RBP4 it is an adipokine that contributes diabetes and attracts macrophages to the fat tissue, causes local inflammation, and leads to insulin resistance.
Mutations in the RBP4 gene are linked to a form of autosomal dominant microphthalmia, anophthalmia, and coloboma (MAC) disease.
A fetus inherits a mutated copy of the RBP4 gene from its mother, but not from its father.
During pregnancy the mutated gene product, retinol binding protein (RBP), has negative effects in transferring vitamin A from maternal liver storage sites to the placenta, and then again on the fetal circulation side when delivering vitamin A from the placenta to developing fetal tissues, most notably the developing eye.
This effect does not exist when the mutant RBP4 gene is inherited from the father.
The RBP4 expression in adipocytes is altered in response to changes in adipocyte GLUT4 expression.

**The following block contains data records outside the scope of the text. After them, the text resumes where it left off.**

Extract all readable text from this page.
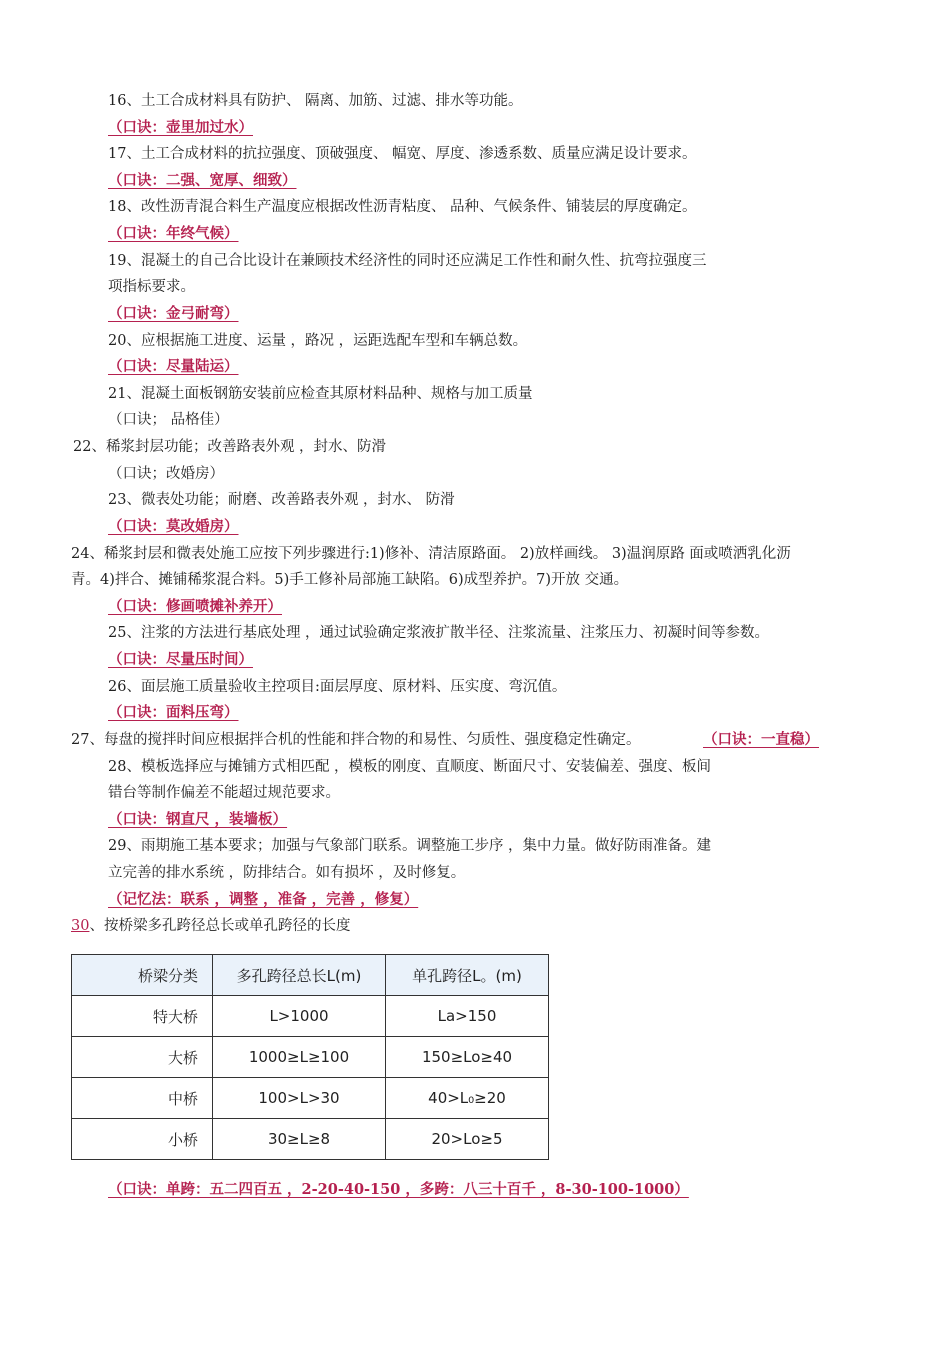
16、土工合成材料具有防护、 隔离、加筋、过滤、排水等功能。
（口诀：壶里加过水）
17、土工合成材料的抗拉强度、顶破强度、 幅宽、厚度、渗透系数、质量应满足设计要求。
（口诀：二强、宽厚、细致）
18、改性沥青混合料生产温度应根据改性沥青粘度、 品种、气候条件、铺装层的厚度确定。
（口诀：年终气候）
19、混凝土的自己合比设计在兼顾技术经济性的同时还应满足工作性和耐久性、抗弯拉强度三
项指标要求。
（口诀：金弓耐弯）
20、应根据施工进度、运量 ，路况 ，运距选配车型和车辆总数。
（口诀：尽量陆运）
21、混凝土面板钢筋安装前应检查其原材料品种、规格与加工质量
（口诀； 品格佳）
22、稀浆封层功能；改善路表外观 ，封水、防滑
（口诀；改婚房）
23、微表处功能；耐磨、改善路表外观 ，封水、 防滑
（口诀：莫改婚房）
24、稀浆封层和微表处施工应按下列步骤进行:1)修补、清洁原路面。 2)放样画线。 3)温润原路 面或喷洒乳化沥
青。4)拌合、摊铺稀浆混合料。5)手工修补局部施工缺陷。6)成型养护。7)开放 交通。
（口诀：修画喷摊补养开）
25、注浆的方法进行基底处理 ，通过试验确定浆液扩散半径、注浆流量、注浆压力、初凝时间等参数。
（口诀：尽量压时间）
26、面层施工质量验收主控项目:面层厚度、原材料、压实度、弯沉值。
（口诀：面料压弯）
27、每盘的搅拌时间应根据拌合机的性能和拌合物的和易性、匀质性、强度稳定性确定。	（口诀：一直稳）
28、模板选择应与摊铺方式相匹配 ，模板的刚度、直顺度、断面尺寸、安装偏差、强度、板间
错台等制作偏差不能超过规范要求。
（口诀：钢直尺 ，装墙板）
29、雨期施工基本要求；加强与气象部门联系。调整施工步序 ，集中力量。做好防雨准备。建
立完善的排水系统 ，防排结合。如有损坏 ，及时修复。
（记忆法：联系 ，调整 ，准备 ，完善 ，修复）
30、按桥梁多孔跨径总长或单孔跨径的长度
桥梁分类	多孔跨径总长L(m)	单孔跨径L。(m)
特大桥	L>1000	La>150
大桥	1000≥L≥100	150≥Lo≥40
中桥	100>L>30	40>L₀≥20
小桥	30≥L≥8	20>Lo≥5
（口诀：单跨：五二四百五 ，2-20-40-150 ，多跨：八三十百千 ，8-30-100-1000）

RBP4 levels are elevated in many insulin resistant states, including obesity, type two diabetes, polycystic ovary syndrome, HIV associated lipodystrophy, as well as in patients with dyslipidemia, coronary artery disease and hypertension.
There is a strong inverse correlation between serum RBP4 levels and insulin sensitivity.
RBPP4 increases adipose tissue inflammation.